Smokers in England need care 10 years sooner than non-smokers, leaving a significant impact on social care budgets.
A new research by Landman Economics for Action on Smoking and Health (ASH) has found that due to smoking 1.5 million people need help with everyday tasks like dressing, walking across a room and using the toilet.
It’s estimated that 102,500 people (85,000 in their home and 17,500 in residential care) are receiving local authority funded care as a result of smoking.
This adds up to £1.2 billion each year, equivalent to 8 per cent of the country’s social care budget for home and residential adult care.
"Smoking is the leading cause of premature and preventable death in the country, killing 74,600 people in England in 2019 alone. For every person killed by smoking, at least another 30 are estimated to be living with serious smoking-related disease and disability," the report said.
Deborah Arnott, chief executive of ASH, said: “This report reveals the shocking extent to which smoking damages the quality of people’s lives, and of those around them, before going on to kill them prematurely. On average smokers need social care at 63, ten years earlier than non-smokers, so if the government truly wants to extend healthy life expectancy by five years by 2035, ending smoking is a priority.

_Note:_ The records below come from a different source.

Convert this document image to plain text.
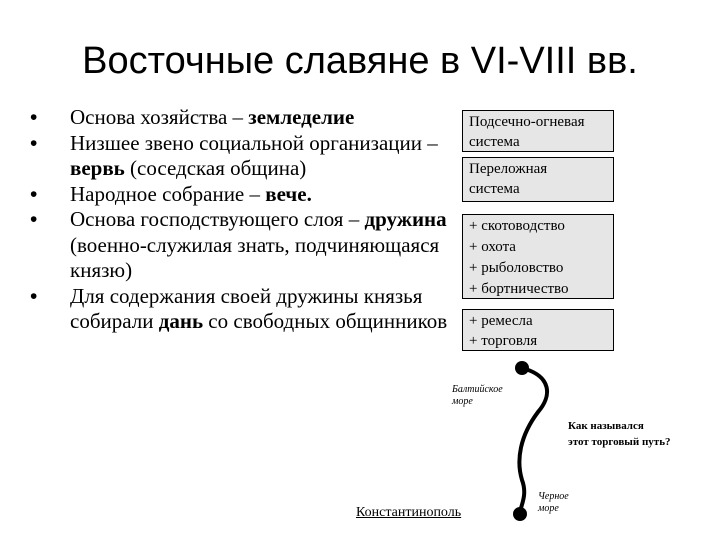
Восточные славяне в VI-VIII вв.
• Основа хозяйства – земледелие
• Низшее звено социальной организации – вервь (соседская община)
• Народное собрание – вече.
• Основа господствующего слоя – дружина (военно-служилая знать, подчиняющаяся князю)
• Для содержания своей дружины князья собирали дань со свободных общинников
Подсечно-огневая
система
Переложная
система
+ скотоводство
+ охота
+ рыболовство
+ бортничество
+ ремесла
+ торговля
Балтийское
море
Как назывался
этот торговый путь?
Черное
море
Константинополь
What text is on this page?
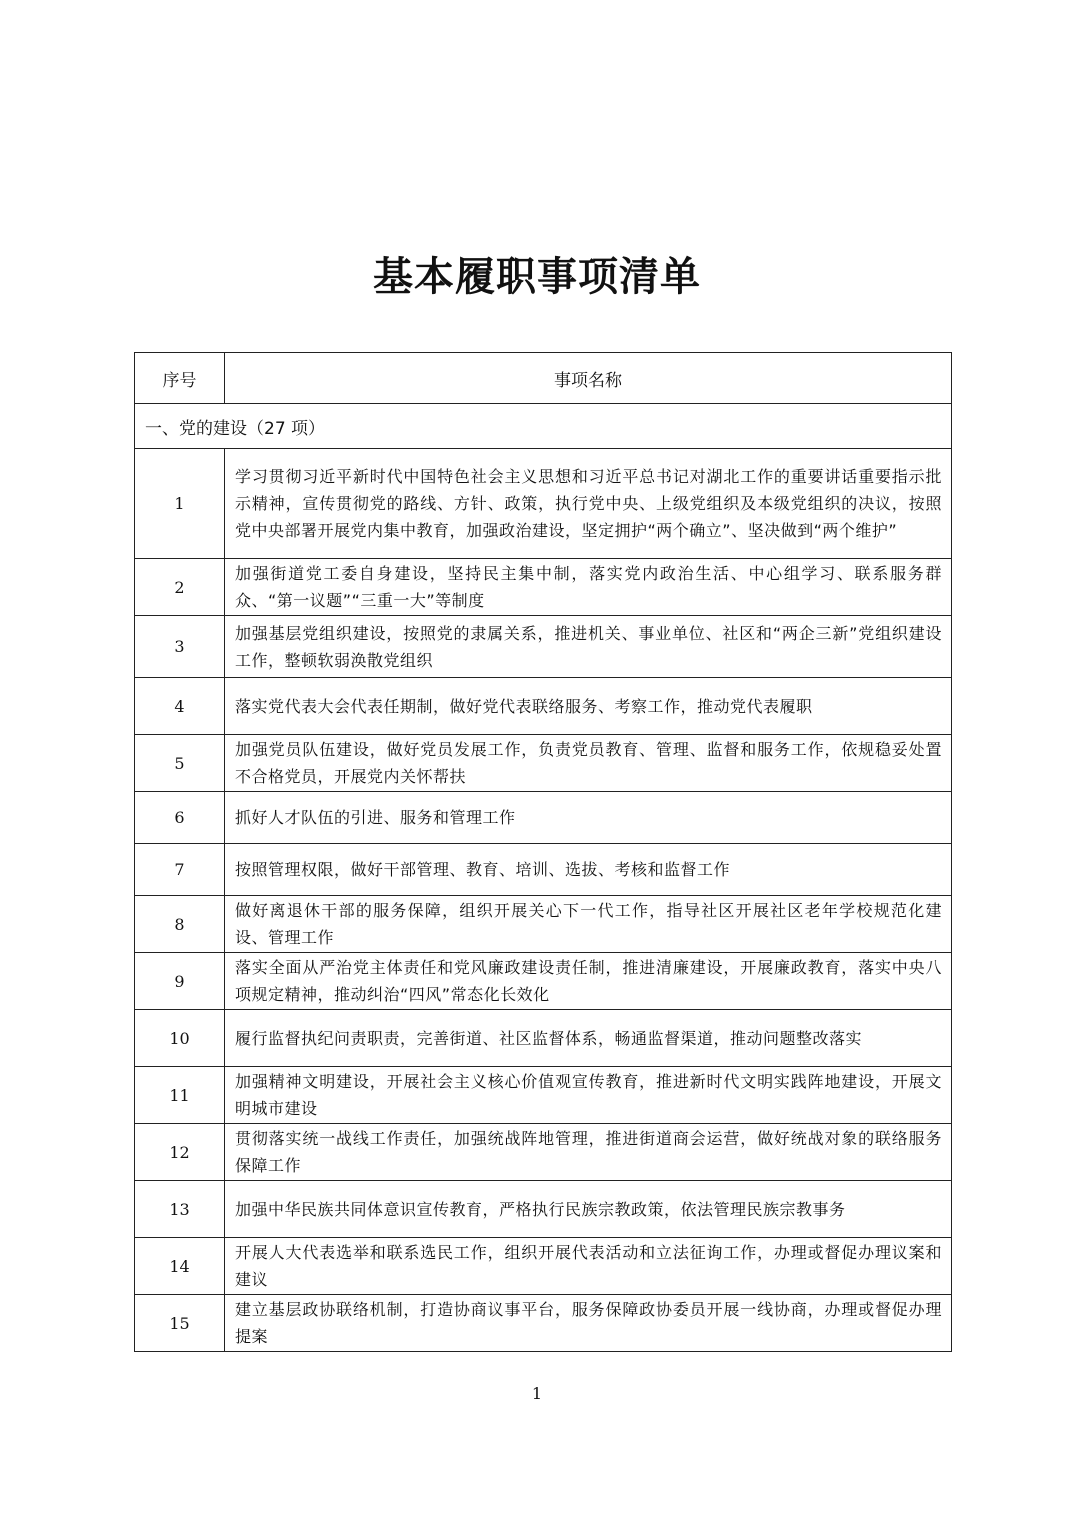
基本履职事项清单
序号	事项名称
一、党的建设（27 项）	
1	学习贯彻习近平新时代中国特色社会主义思想和习近平总书记对湖北工作的重要讲话重要指示批示精神，宣传贯彻党的路线、方针、政策，执行党中央、上级党组织及本级党组织的决议，按照党中央部署开展党内集中教育，加强政治建设，坚定拥护“两个确立”、坚决做到“两个维护”
2	加强街道党工委自身建设，坚持民主集中制，落实党内政治生活、中心组学习、联系服务群众、“第一议题”“三重一大”等制度
3	加强基层党组织建设，按照党的隶属关系，推进机关、事业单位、社区和“两企三新”党组织建设工作，整顿软弱涣散党组织
4	落实党代表大会代表任期制，做好党代表联络服务、考察工作，推动党代表履职
5	加强党员队伍建设，做好党员发展工作，负责党员教育、管理、监督和服务工作，依规稳妥处置不合格党员，开展党内关怀帮扶
6	抓好人才队伍的引进、服务和管理工作
7	按照管理权限，做好干部管理、教育、培训、选拔、考核和监督工作
8	做好离退休干部的服务保障，组织开展关心下一代工作，指导社区开展社区老年学校规范化建设、管理工作
9	落实全面从严治党主体责任和党风廉政建设责任制，推进清廉建设，开展廉政教育，落实中央八项规定精神，推动纠治“四风”常态化长效化
10	履行监督执纪问责职责，完善街道、社区监督体系，畅通监督渠道，推动问题整改落实
11	加强精神文明建设，开展社会主义核心价值观宣传教育，推进新时代文明实践阵地建设，开展文明城市建设
12	贯彻落实统一战线工作责任，加强统战阵地管理，推进街道商会运营，做好统战对象的联络服务保障工作
13	加强中华民族共同体意识宣传教育，严格执行民族宗教政策，依法管理民族宗教事务
14	开展人大代表选举和联系选民工作，组织开展代表活动和立法征询工作，办理或督促办理议案和建议
15	建立基层政协联络机制，打造协商议事平台，服务保障政协委员开展一线协商，办理或督促办理提案
1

“However, achieving the Smokefree 2030 target won’t be easy and requires investment at a time when the Government has a massive budget deficit. Tobacco manufacturers on the other hand remain extremely profitable and should be made to pay a levy on their sales as they do in the US, to help make smoking obsolete.”
Although smoking costs the NHS more than double this, at £2.5 billion annually this is only 2 per cent of the NHS’s much larger budget.
Cllr Ian Hudspeth, chairman of the Local Government Association’s community wellbeing board, said: “The substantial impact smoking has on council finances and social care costs reinforces the case for urgent investment to reduce smoking and achieve the government’s ambition of a smokefree country by 2030.
"Public health funding has not kept pace with funding for the NHS and this must change if local government is to play a full role in improving the health of the nation."